Au poids des mots s’est ajouté le choc des images… La nouvelle vidéo révélant, la semaine dernière, la triste réalité qui se cache derrière les murs de l’univers hospitalier public en Algérie, en l’occurrence ceux d’un hôpital de la wilaya de Constantine, et dans laquelle des patients atteints du Covid-19 hurlent leur colère et leur douleur, a provoqué une forte déflagration émotionnelle sur la Toile.
Abandonnés à leur sort peu enviable par un personnel médical au-dessous de tout, dénué de la moindre parcelle d’humanité et multipliant les graves manquements au devoir élémentaire de soigner, des malades à bout de forces, notamment des femmes d’un certain âge, ont dénoncé, avec l’énergie du désespoir, leurs conditions d’hospitalisation impensables.
« Chaque jour, il y a des morts, il n’y a pas de surveillance ! », s’insurge l’une des patientes devant la caméra, en décrivant des scènes d’une horreur absolue dont elle a été, avec d’autres, le témoin pétrifié. Admise récemment, une femme, contaminée par le coronavirus, dormait depuis trois jours à même le sol. Plus effroyable encore, ils resteront longtemps hantés par la vision macabre d’un patient décédé du virus, laissé sur place, parmi eux. « Je lui ai ramené de quoi manger, mais je l’ai trouvé mort », a confié un malade fortement ébranlé.
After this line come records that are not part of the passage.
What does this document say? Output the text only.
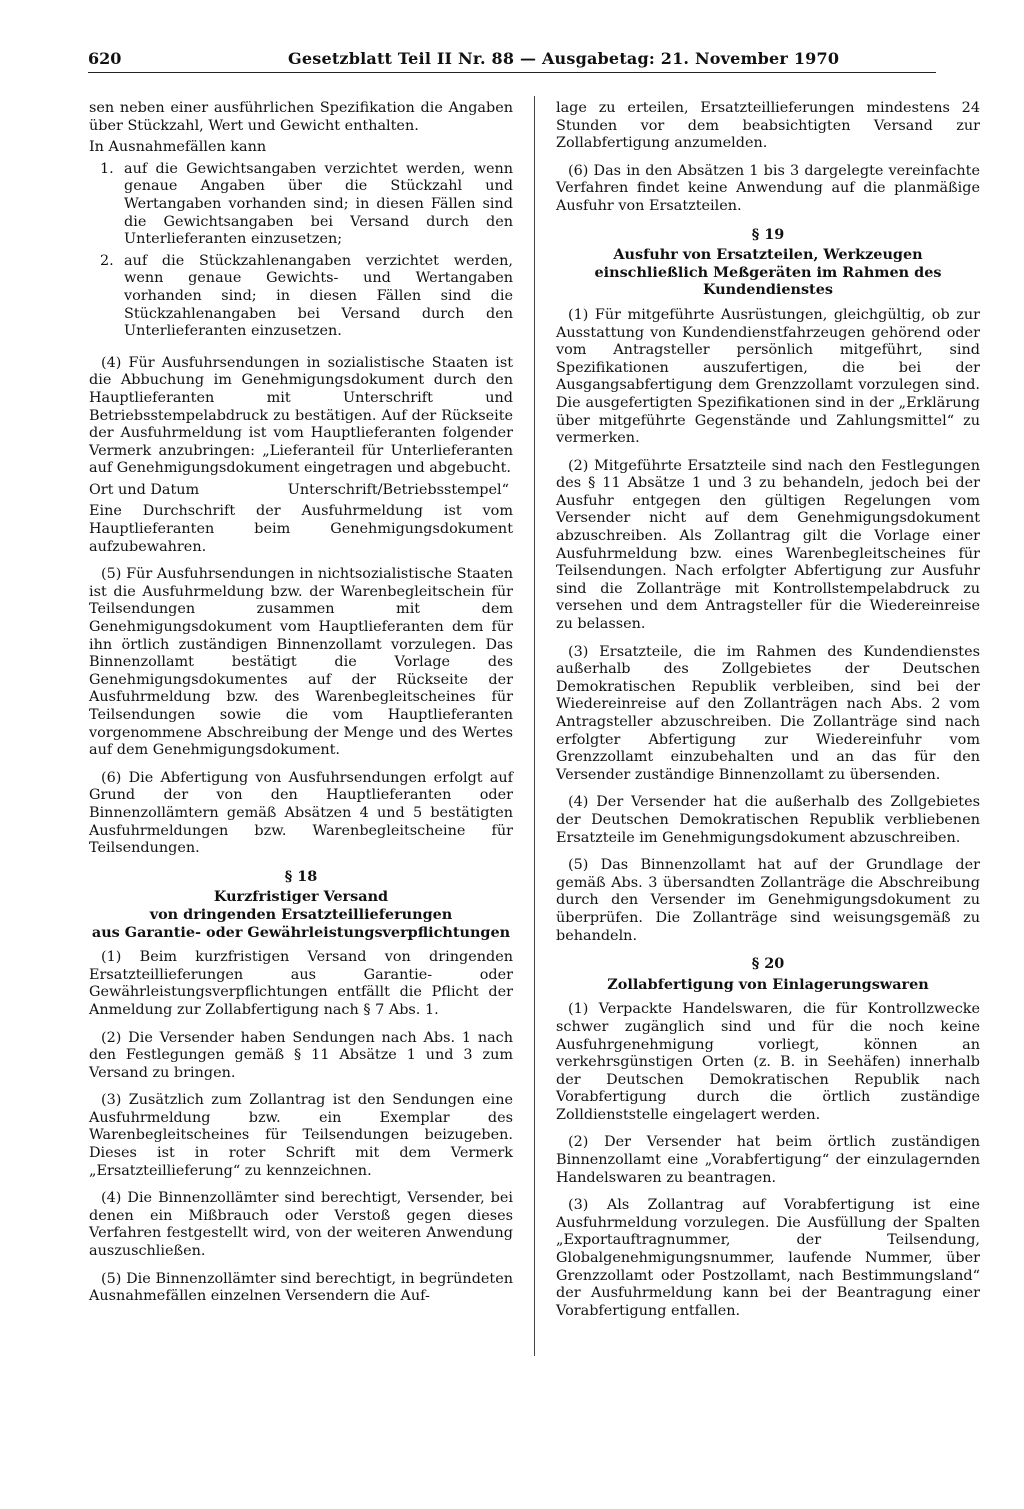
620	Gesetzblatt Teil II Nr. 88 — Ausgabetag: 21. November 1970

sen neben einer ausführlichen Spezifikation die Angaben über Stückzahl, Wert und Gewicht enthalten.

In Ausnahmefällen kann

1. auf die Gewichtsangaben verzichtet werden, wenn genaue Angaben über die Stückzahl und Wertangaben vorhanden sind; in diesen Fällen sind die Gewichtsangaben bei Versand durch den Unterlieferanten einzusetzen;
2. auf die Stückzahlenangaben verzichtet werden, wenn genaue Gewichts- und Wertangaben vorhanden sind; in diesen Fällen sind die Stückzahlenangaben bei Versand durch den Unterlieferanten einzusetzen.

(4) Für Ausfuhrsendungen in sozialistische Staaten ist die Abbuchung im Genehmigungsdokument durch den Hauptlieferanten mit Unterschrift und Betriebsstempelabdruck zu bestätigen. Auf der Rückseite der Ausfuhrmeldung ist vom Hauptlieferanten folgender Vermerk anzubringen: „Lieferanteil für Unterlieferanten auf Genehmigungsdokument eingetragen und abgebucht.

Ort und Datum	Unterschrift/Betriebsstempel“

Eine Durchschrift der Ausfuhrmeldung ist vom Hauptlieferanten beim Genehmigungsdokument aufzubewahren.

(5) Für Ausfuhrsendungen in nichtsozialistische Staaten ist die Ausfuhrmeldung bzw. der Warenbegleitschein für Teilsendungen zusammen mit dem Genehmigungsdokument vom Hauptlieferanten dem für ihn örtlich zuständigen Binnenzollamt vorzulegen. Das Binnenzollamt bestätigt die Vorlage des Genehmigungsdokumentes auf der Rückseite der Ausfuhrmeldung bzw. des Warenbegleitscheines für Teilsendungen sowie die vom Hauptlieferanten vorgenommene Abschreibung der Menge und des Wertes auf dem Genehmigungsdokument.

(6) Die Abfertigung von Ausfuhrsendungen erfolgt auf Grund der von den Hauptlieferanten oder Binnenzollämtern gemäß Absätzen 4 und 5 bestätigten Ausfuhrmeldungen bzw. Warenbegleitscheine für Teilsendungen.

§ 18
Kurzfristiger Versand
von dringenden Ersatzteillieferungen
aus Garantie- oder Gewährleistungsverpflichtungen

(1) Beim kurzfristigen Versand von dringenden Ersatzteillieferungen aus Garantie- oder Gewährleistungsverpflichtungen entfällt die Pflicht der Anmeldung zur Zollabfertigung nach § 7 Abs. 1.

(2) Die Versender haben Sendungen nach Abs. 1 nach den Festlegungen gemäß § 11 Absätze 1 und 3 zum Versand zu bringen.

(3) Zusätzlich zum Zollantrag ist den Sendungen eine Ausfuhrmeldung bzw. ein Exemplar des Warenbegleitscheines für Teilsendungen beizugeben. Dieses ist in roter Schrift mit dem Vermerk „Ersatzteillieferung“ zu kennzeichnen.

(4) Die Binnenzollämter sind berechtigt, Versender, bei denen ein Mißbrauch oder Verstoß gegen dieses Verfahren festgestellt wird, von der weiteren Anwendung auszuschließen.

(5) Die Binnenzollämter sind berechtigt, in begründeten Ausnahmefällen einzelnen Versendern die Auf-

lage zu erteilen, Ersatzteillieferungen mindestens 24 Stunden vor dem beabsichtigten Versand zur Zollabfertigung anzumelden.

(6) Das in den Absätzen 1 bis 3 dargelegte vereinfachte Verfahren findet keine Anwendung auf die planmäßige Ausfuhr von Ersatzteilen.

§ 19
Ausfuhr von Ersatzteilen, Werkzeugen
einschließlich Meßgeräten im Rahmen des Kundendienstes

(1) Für mitgeführte Ausrüstungen, gleichgültig, ob zur Ausstattung von Kundendienstfahrzeugen gehörend oder vom Antragsteller persönlich mitgeführt, sind Spezifikationen auszufertigen, die bei der Ausgangsabfertigung dem Grenzzollamt vorzulegen sind. Die ausgefertigten Spezifikationen sind in der „Erklärung über mitgeführte Gegenstände und Zahlungsmittel“ zu vermerken.

(2) Mitgeführte Ersatzteile sind nach den Festlegungen des § 11 Absätze 1 und 3 zu behandeln, jedoch bei der Ausfuhr entgegen den gültigen Regelungen vom Versender nicht auf dem Genehmigungsdokument abzuschreiben. Als Zollantrag gilt die Vorlage einer Ausfuhrmeldung bzw. eines Warenbegleitscheines für Teilsendungen. Nach erfolgter Abfertigung zur Ausfuhr sind die Zollanträge mit Kontrollstempelabdruck zu versehen und dem Antragsteller für die Wiedereinreise zu belassen.

(3) Ersatzteile, die im Rahmen des Kundendienstes außerhalb des Zollgebietes der Deutschen Demokratischen Republik verbleiben, sind bei der Wiedereinreise auf den Zollanträgen nach Abs. 2 vom Antragsteller abzuschreiben. Die Zollanträge sind nach erfolgter Abfertigung zur Wiedereinfuhr vom Grenzzollamt einzubehalten und an das für den Versender zuständige Binnenzollamt zu übersenden.

(4) Der Versender hat die außerhalb des Zollgebietes der Deutschen Demokratischen Republik verbliebenen Ersatzteile im Genehmigungsdokument abzuschreiben.

(5) Das Binnenzollamt hat auf der Grundlage der gemäß Abs. 3 übersandten Zollanträge die Abschreibung durch den Versender im Genehmigungsdokument zu überprüfen. Die Zollanträge sind weisungsgemäß zu behandeln.

§ 20
Zollabfertigung von Einlagerungswaren

(1) Verpackte Handelswaren, die für Kontrollzwecke schwer zugänglich sind und für die noch keine Ausfuhrgenehmigung vorliegt, können an verkehrsgünstigen Orten (z. B. in Seehäfen) innerhalb der Deutschen Demokratischen Republik nach Vorabfertigung durch die örtlich zuständige Zolldienststelle eingelagert werden.

(2) Der Versender hat beim örtlich zuständigen Binnenzollamt eine „Vorabfertigung“ der einzulagernden Handelswaren zu beantragen.

(3) Als Zollantrag auf Vorabfertigung ist eine Ausfuhrmeldung vorzulegen. Die Ausfüllung der Spalten „Exportauftragnummer, der Teilsendung, Globalgenehmigungsnummer, laufende Nummer, über Grenzzollamt oder Postzollamt, nach Bestimmungsland“ der Ausfuhrmeldung kann bei der Beantragung einer Vorabfertigung entfallen.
« Nous sommes à l’abandon, nous sommes en train de crever », s’est écriée une femme en s’adressant directement au président Abdelmadjid Tebboune, tandis qu’une autre accusait un médecin de maltraitance à son encontre.
Difficile de nier la réalité accablante, sur laquelle des images capturées sur le vif jettent une lumière crue. Au lendemain de la diffusion de cette vidéo, l’électrochoc fut tel au sein de la direction de l’hôpital qu’elle est sortie de sa réserve prudente.
Des « négligences » ont été officiellement reconnues, et l’ouverture d’une enquête interne pour établir les responsabilités de ce désastre a été annoncée. Cinq personnes (médecins, paramédicaux, agents de sécurité notamment) ont été suspendues sur-le-champ, ainsi que l’a indiqué Aziz Kabouche, chargé de la communication du CHU, tout en faisant amende honorable pour des « lacunes »… Un euphémisme, laissé à l’appréciation de chacun, qui masque mal une réalité cauchemardesque.
Des « décisions seront prises », a assuré le directeur du CHU de Constantine. Le secteur de la santé algérien résistera-t-il à ce tourbillon du scandale, qui emporte une fois encore l’un de ses établissements hospitaliers ? La question se pose aujourd’hui avec une acuité accrue.